I want to show that a function that decays slower than $1/x$ is not integrable and I tried it the following way:
Assume the positive, strictly decreasing and continuous function $g(x)$ decays slower than $1/x$, i.e. $$xg(x)\to\infty\,\, (x\to\infty).$$ Then there exists a large $c>0$ such that $g(x)\geq 1/x\,\, \forall x\geq c$. Hence, $$\int\limits_0^\infty g(x) dx \geq \int\limits_c^\infty g(x) dx \geq \int\limits_c^\infty 1/x dx = \lim\limits_{x\to \infty} \ln x - \ln c = \infty.$$
However, I was given a heads up by a friend that $$xg(x)\to\infty\,\, (x\to\infty)$$ is not the negation of the limit being zero, which would correspond to a faster decay than $1/x$. Hence, what I need to show is:
If $\limsup x g(x) > 0$ then $g(x)$ is not integrable.

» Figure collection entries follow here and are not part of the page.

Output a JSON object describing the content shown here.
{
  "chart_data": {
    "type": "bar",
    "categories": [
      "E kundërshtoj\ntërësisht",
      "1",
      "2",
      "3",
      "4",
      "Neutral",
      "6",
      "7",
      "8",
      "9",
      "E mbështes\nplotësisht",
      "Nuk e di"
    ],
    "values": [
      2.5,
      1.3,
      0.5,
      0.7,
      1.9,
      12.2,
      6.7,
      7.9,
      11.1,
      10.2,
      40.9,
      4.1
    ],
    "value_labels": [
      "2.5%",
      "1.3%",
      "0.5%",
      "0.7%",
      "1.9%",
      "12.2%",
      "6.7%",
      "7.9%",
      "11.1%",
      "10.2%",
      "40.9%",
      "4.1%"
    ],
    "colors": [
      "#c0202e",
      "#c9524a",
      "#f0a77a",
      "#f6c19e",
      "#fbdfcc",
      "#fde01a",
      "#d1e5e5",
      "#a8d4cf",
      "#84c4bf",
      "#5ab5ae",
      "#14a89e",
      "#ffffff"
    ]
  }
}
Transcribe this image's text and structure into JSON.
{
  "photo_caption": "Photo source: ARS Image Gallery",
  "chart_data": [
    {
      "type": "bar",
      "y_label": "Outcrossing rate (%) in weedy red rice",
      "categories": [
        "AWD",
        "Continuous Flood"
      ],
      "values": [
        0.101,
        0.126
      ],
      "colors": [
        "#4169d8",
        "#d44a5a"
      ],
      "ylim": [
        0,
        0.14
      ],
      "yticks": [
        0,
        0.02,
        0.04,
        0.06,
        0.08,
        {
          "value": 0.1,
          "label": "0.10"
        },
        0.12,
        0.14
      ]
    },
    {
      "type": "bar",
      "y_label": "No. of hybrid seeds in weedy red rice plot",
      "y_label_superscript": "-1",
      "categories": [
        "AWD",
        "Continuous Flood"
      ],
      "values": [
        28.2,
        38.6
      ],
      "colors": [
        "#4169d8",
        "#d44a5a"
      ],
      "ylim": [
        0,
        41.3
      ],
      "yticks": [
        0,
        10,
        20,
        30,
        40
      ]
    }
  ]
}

Can somebody give me a hint here?
For that I want to show that a strictly decreasing, continuous function which decays slower than 1/x is not integrable.
Does the fact that $g(x)$ decays slower than $1/x$ imply that $g(x)>1/x$ for all sufficiently large $x$? Then, we're done here.
– Tim Sep 09 '14 at 07:36